U n e n d l i c h e . W e i t e n – hier sind sie zu finden. Die Mongolei wird großteils von der Wüste Gobi geprägt. Die zweitgrößte Wüste der Welt ist allerdings nur zu 3 % mit Sand bedeckt. Große Teile des Landes sind mit Steppe überzogen, unterbrochen nur von Salzseen und schroffen Gebirgszügen. Über diese unendlichen Weiten galoppieren die „Takhi“ – wilde Przewalski-Pferde – im Chustain Nuruu Nationalpark. Weitere Nationalparks wie Chorgo Terchiin Tsagaan Nuur mit dem Terchiin Tsagaan Nuur See und dem erloschenen Vulkan Chorgo oder das Orchon Tal mit seiner malerischen Landschaft zwischen Hügeln und Bächen, prägen ein ähnliches Bild. In diesem zum UNESCO-Welterbe zählenden Tal befinden sich außerdem ein Denkmal des Kul Tigin und Überreste des Uyghur-Reiches.

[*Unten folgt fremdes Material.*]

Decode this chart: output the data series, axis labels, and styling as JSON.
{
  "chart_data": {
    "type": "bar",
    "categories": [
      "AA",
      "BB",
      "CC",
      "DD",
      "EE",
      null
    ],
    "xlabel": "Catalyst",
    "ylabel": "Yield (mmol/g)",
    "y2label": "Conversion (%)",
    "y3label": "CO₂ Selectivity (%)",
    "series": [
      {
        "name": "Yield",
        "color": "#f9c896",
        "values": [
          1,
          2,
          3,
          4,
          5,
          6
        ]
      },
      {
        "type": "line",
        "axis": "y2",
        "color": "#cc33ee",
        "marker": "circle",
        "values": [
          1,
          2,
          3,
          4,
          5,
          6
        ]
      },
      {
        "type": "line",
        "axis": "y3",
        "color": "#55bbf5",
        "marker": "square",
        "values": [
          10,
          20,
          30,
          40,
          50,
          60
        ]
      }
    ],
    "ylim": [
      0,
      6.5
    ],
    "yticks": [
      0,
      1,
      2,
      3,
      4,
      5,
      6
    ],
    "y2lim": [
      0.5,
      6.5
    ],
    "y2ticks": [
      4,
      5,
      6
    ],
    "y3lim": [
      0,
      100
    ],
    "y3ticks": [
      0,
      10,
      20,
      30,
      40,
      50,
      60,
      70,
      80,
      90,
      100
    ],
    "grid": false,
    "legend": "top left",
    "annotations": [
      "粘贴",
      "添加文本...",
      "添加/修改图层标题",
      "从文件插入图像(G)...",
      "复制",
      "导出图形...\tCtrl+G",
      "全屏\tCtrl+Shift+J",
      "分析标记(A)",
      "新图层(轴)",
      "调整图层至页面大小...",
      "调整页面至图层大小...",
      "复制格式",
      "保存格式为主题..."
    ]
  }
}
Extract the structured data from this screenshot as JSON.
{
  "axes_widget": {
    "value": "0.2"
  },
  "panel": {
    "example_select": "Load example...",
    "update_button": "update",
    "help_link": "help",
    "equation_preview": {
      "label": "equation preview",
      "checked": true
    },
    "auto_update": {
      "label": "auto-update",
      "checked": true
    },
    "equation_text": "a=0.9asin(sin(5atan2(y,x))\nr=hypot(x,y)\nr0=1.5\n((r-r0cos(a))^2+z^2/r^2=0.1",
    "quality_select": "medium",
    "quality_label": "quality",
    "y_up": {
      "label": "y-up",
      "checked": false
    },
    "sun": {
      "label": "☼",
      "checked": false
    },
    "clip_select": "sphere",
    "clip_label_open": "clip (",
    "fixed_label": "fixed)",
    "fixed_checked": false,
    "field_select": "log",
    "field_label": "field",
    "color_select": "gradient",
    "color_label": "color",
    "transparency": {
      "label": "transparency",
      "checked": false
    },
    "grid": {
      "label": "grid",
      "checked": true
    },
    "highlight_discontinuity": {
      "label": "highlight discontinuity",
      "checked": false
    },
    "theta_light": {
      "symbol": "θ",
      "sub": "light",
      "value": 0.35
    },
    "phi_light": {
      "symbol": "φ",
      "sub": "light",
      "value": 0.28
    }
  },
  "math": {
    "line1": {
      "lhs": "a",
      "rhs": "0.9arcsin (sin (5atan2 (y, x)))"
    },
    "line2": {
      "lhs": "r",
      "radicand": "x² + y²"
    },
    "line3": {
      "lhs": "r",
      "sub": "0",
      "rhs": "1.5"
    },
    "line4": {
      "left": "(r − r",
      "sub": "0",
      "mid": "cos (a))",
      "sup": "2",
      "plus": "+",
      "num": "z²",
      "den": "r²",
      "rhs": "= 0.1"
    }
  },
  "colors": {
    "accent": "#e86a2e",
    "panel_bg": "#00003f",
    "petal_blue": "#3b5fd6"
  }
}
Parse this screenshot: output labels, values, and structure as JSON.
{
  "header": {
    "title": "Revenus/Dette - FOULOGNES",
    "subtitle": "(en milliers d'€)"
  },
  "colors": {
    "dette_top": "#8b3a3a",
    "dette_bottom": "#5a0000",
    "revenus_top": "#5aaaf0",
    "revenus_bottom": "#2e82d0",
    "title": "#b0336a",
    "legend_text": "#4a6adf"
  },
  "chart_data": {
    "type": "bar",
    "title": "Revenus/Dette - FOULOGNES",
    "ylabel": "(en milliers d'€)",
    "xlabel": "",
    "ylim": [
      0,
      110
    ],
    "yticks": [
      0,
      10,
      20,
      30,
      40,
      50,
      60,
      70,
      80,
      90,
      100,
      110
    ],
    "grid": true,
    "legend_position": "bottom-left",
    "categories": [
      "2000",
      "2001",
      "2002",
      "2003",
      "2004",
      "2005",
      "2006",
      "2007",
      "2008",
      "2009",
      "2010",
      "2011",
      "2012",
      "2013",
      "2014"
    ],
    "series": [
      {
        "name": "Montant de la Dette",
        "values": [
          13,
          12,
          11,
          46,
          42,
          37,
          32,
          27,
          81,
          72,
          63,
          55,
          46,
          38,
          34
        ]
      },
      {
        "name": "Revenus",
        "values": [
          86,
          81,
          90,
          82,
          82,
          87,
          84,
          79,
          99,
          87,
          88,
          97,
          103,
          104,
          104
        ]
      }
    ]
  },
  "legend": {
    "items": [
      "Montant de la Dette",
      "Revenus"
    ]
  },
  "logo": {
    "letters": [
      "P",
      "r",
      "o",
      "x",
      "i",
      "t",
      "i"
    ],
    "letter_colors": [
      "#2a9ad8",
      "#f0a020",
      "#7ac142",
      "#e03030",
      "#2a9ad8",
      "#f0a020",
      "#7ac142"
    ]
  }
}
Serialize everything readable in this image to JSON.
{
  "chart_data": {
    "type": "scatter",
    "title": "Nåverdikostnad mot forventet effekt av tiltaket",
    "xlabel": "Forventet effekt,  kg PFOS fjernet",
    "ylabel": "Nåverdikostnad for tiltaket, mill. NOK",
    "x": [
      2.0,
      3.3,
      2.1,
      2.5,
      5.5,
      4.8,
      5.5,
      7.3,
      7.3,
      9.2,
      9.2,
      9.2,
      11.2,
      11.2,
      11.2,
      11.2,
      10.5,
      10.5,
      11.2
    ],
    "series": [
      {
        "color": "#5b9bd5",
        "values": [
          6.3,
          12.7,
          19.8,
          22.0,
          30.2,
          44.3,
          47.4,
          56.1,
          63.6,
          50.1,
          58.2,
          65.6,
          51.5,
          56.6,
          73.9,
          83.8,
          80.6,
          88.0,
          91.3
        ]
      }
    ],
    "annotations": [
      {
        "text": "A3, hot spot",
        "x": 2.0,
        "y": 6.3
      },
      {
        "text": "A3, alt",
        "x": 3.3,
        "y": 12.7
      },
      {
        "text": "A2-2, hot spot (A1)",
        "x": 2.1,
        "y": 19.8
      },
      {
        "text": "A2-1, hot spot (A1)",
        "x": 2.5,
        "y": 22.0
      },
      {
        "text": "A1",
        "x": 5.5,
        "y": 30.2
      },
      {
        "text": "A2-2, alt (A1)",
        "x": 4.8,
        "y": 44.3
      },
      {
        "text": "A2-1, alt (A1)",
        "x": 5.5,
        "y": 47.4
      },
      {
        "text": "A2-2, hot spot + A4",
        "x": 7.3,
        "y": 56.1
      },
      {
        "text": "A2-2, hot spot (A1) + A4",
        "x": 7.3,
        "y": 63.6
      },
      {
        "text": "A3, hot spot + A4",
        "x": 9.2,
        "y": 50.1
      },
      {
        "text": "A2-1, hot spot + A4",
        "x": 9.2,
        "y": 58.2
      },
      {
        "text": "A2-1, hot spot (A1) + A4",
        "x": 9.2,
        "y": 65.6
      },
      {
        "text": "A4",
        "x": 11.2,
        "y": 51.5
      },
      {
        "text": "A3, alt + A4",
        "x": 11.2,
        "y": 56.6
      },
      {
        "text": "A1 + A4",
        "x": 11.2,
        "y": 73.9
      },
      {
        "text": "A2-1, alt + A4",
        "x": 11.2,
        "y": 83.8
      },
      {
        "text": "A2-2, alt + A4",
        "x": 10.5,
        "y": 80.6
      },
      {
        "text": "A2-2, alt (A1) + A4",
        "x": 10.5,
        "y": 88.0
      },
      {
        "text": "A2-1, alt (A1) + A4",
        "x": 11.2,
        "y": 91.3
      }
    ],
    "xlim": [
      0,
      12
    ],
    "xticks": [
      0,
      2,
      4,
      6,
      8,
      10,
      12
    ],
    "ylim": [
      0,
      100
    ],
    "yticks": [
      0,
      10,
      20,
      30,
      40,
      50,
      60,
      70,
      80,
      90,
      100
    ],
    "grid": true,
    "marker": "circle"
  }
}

Ebenfalls einen Besuch wert ist „die blaue Perle der Mongolei“, der Chöwsgöl Nuur See. Als zweitgrößter See des Landes beeindruckt er mit seinem blauen Wasser in Trinkwasserqualität und der Natur des ihn umringenden Nationalparks.

Die Hauptstadt Ulaanbaatar stellt einen Kontrast zu den ewigen Weiten der Landschaft dar. Hier ist ein wirtschaftlicher Aufschwung erkennbar und die Stadt lockt den Reisenden mit vielen Museen und historischen Stätten. Sehenswert ist auch Karakorum. Die ehemalige Hauptstadt des Landes besteht heute aus Ruinen, die die frühere Schönheit der von Dschingis Khan gegründeten Stadt erahnen lassen.